With the ever-rising cost of hospital care taking a toll on many, saving thousands of dollars per person is nothing to scoff at, not to mention the incredible benefits to patient and family.

Tuesday, April 5, 2011

A Special Loss

Grief is inevitable in the death of a parent


 A parent's death is a difficult time, and often brings a particular type of grief. In an article for Caring.com, Senior Editor Paula Spencer created a list of reasons why this "a Special Kind of Loss":

1. Our parents are our "wisdom keepers." "We spend a lifetime looking to our parents for answers," says psychotherapist Sherry E. Showalter, author of Healing Heartaches: Stories of Loss and Life. They're the repositories of knowledge about our history, our upbringing, family traditions, the names of all those faces in old photos. With their passing so, too, goes the information and insight that hasn't already been transmitted or recorded.

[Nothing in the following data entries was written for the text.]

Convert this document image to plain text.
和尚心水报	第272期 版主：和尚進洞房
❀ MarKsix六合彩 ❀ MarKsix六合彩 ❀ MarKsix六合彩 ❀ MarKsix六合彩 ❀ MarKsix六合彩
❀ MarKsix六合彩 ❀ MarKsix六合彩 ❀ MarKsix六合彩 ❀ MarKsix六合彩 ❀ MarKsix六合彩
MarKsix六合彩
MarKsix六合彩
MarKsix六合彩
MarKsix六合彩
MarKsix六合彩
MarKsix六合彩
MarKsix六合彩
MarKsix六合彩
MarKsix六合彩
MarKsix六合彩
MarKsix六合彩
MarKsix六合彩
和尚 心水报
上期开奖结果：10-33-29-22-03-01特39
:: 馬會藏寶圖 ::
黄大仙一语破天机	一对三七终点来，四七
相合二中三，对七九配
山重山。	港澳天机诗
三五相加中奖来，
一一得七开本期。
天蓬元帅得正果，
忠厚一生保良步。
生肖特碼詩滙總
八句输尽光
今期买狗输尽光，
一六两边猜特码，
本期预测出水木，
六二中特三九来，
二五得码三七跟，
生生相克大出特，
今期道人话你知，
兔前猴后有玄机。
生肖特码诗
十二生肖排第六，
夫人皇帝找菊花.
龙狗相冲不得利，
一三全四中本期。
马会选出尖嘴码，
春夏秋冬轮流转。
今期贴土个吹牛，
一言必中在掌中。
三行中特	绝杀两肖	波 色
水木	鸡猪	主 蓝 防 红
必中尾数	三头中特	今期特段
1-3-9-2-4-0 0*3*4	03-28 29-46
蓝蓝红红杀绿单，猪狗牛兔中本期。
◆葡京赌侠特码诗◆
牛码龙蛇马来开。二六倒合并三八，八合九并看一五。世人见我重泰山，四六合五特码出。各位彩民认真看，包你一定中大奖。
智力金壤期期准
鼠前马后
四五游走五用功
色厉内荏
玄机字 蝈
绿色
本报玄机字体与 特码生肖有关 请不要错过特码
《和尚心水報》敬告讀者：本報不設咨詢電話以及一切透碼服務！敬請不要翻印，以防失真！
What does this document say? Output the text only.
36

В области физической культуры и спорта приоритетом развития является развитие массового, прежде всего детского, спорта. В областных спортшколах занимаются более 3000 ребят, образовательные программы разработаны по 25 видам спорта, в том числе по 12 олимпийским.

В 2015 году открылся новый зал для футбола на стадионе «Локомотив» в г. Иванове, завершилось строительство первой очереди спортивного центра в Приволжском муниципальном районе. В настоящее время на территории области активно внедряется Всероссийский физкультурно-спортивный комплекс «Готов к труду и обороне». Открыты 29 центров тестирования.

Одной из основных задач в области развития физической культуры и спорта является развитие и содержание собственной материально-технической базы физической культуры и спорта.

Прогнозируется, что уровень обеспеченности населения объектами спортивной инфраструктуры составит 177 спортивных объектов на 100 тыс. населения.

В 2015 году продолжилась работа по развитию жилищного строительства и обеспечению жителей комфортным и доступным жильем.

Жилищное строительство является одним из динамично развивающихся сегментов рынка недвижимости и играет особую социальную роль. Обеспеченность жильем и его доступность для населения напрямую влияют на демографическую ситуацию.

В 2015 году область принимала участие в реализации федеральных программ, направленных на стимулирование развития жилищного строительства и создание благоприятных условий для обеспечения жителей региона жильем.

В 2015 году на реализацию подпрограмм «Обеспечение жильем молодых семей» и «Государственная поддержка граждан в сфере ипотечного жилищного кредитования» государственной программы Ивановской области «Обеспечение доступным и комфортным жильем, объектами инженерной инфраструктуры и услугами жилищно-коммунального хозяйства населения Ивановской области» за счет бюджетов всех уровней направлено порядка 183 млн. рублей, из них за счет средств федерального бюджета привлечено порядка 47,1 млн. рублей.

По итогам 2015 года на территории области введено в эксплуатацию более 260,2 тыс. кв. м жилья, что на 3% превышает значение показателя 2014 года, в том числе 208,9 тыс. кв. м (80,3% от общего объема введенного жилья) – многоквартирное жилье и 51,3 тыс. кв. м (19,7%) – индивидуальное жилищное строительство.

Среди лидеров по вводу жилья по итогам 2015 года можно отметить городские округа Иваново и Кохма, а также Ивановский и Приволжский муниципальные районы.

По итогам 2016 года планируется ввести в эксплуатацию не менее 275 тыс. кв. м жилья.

2. Unresolved issues often follow the parent-child relationship into adulthood. The balance of the parent-child relationship shifts several times, first as we gain maturity and create our own families, and then as parents grow older and often need our support. These realities bring plenty of opportunities for misunderstanding or discord. And not all these bumps are smoothed out by the end. Differences that go unreconciled can leave a forlorn sense of unfinished business, Showalter says.

3. Parent death always feels sudden -- even when it's not. People often expect that the death of someone older or someone who's been ill for a long time will feel easier to endure because it's predictable. Yet the disappearance from your life of a figure you've known since birth is, when it finally happens, always a sudden change.

4. Decisions about rituals are up to you. "Suddenly you're the adult preparing the funeral, the viewing, the obituary, the eulogy -- there's nobody older to tell you how to manage, no one to correct you or say, 'No, that's not how you do it!'" says one woman in her 40s who lost both parents within two years. "I felt pushed to a different level of adulthood."

5. Your children lose grandparents. Many people who lose their parents talk about "grieving for what won't ever be" -- being unable to ask their parents for parenting advice, for example, or having their parents attend their children's birthday parties, graduations, and weddings. Parents may also need to help their children mourn, or they may feel a need to preserve the grandparents' legacy for their children.

6. Losing the "buffer generation" forces us to reexamine our own mortality. When a grandparent dies, there's still a whole generation between you and death. With a parent's death, your own eventual demise may feel uncomfortably nearer.

While sadness is inevitable, hospice care can help by both improving quality of life and counseling the family before and after death, lessening the burden so that families and friends can better celebrate the life of a loved one.